European Leaders Welcome Period Of Calm In Ukraine



Ukraine Civil War (Image source)

The civil conflict in Ukraine has been pushed aside due to the seriousness of events in Syria and Iraq, but that's the way it goes with international news. Ukraine's problems are still as serious as ever even if they have not been at the op of news bulletins or grabbing newspaper headlines for a while. It would be great to report that the Kiev Government and pro - Russia separatists in the Donbass region had reached and agreement and the country was getting back to normal but that is not so.

European leaders however, eager as only politicians can be to aggrandize themselves, were quick to hail progress in halting the bloodshed in eastern Ukraine after talks in Berlin last Friday. German Foreign Minister Frank-Walter Steinmeier, who hosted the meeting top foreign affairs officers from Ukraine, Russia and France, told reporters the two hours of discussions had focused on "how to further shore up the ceasefire" agreed in September between Kiev and pro-Russian forces.

"No one denied the difficulties and the obstacles to a political solution," he said.

"My impression here was that the participants are working to overcome these obstacles."

Steinmeier said the big sticking point was withdrawal of heavy weapons, including tanks, artillery and mortars, a goal he said he hoped will be reached by early December.

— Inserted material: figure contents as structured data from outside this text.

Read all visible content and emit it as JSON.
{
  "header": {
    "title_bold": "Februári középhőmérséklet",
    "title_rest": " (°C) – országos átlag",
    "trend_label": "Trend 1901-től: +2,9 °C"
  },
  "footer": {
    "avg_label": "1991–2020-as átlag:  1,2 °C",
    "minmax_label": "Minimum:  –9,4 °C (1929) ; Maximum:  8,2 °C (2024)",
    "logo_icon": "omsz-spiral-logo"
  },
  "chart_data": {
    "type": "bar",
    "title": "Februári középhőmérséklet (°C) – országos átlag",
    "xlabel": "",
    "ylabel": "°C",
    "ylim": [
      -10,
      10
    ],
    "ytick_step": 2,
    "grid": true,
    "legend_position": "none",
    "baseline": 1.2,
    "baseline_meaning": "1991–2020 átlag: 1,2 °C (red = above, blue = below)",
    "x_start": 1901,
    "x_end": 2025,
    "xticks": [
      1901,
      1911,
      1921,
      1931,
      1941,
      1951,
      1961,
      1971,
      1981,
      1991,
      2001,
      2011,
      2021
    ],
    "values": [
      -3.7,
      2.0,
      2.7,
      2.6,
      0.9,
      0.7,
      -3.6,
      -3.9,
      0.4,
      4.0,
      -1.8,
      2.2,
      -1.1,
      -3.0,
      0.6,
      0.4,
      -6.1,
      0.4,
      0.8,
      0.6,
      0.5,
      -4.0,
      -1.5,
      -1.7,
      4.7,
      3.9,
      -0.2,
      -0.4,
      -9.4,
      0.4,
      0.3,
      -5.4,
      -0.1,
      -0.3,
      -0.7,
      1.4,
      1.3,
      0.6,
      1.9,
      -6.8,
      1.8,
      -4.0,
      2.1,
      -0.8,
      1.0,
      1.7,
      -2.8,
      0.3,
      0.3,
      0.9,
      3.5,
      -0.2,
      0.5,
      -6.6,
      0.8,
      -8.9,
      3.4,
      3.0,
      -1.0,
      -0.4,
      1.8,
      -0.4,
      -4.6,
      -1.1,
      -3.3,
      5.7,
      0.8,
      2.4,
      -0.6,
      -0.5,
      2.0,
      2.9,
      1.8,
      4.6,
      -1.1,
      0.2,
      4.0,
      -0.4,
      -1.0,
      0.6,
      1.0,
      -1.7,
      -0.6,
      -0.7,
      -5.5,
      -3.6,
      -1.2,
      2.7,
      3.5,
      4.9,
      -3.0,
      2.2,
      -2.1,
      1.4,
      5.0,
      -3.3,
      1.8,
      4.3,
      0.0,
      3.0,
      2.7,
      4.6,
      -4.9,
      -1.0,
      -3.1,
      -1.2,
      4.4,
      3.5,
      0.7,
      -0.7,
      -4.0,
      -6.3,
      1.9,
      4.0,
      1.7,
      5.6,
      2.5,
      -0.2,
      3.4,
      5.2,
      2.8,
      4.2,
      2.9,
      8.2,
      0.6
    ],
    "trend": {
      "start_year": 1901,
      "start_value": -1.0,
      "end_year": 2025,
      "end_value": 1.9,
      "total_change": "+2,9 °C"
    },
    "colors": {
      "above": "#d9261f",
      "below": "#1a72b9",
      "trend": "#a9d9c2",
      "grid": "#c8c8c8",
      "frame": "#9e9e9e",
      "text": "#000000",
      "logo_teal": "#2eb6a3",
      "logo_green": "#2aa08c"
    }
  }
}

The chief monitor for the Organization for Security and Co-operation in Europe (OSCE), Ertugrul Apakan, said this week the ceasefire was "largely holding" but that the situation remains "volatile". A broader peace deal brokered by German Chancellor Angela Merkel and France's President Francois Hollande in February, The Minsk Accord, calls for the withdrawal of heavy weapons from the front line and calls for a vote in independence to be held in the separatist regions under international auspices.

The referendum have now been pushed back to early 2016.

For Russia, Sergei Lavrov admitted that "the implementation of Minsk will be delayed until next year" but told Russian reporters that he "truly hopes that a (military) escalation can be halted".

We note that the politicians do not acknowledge that fears the worsening situation in syria and Turkey and the EU's migrat crisis might spill over into Ukraine might have exercised a restraining influence on the parties involved in the conflict.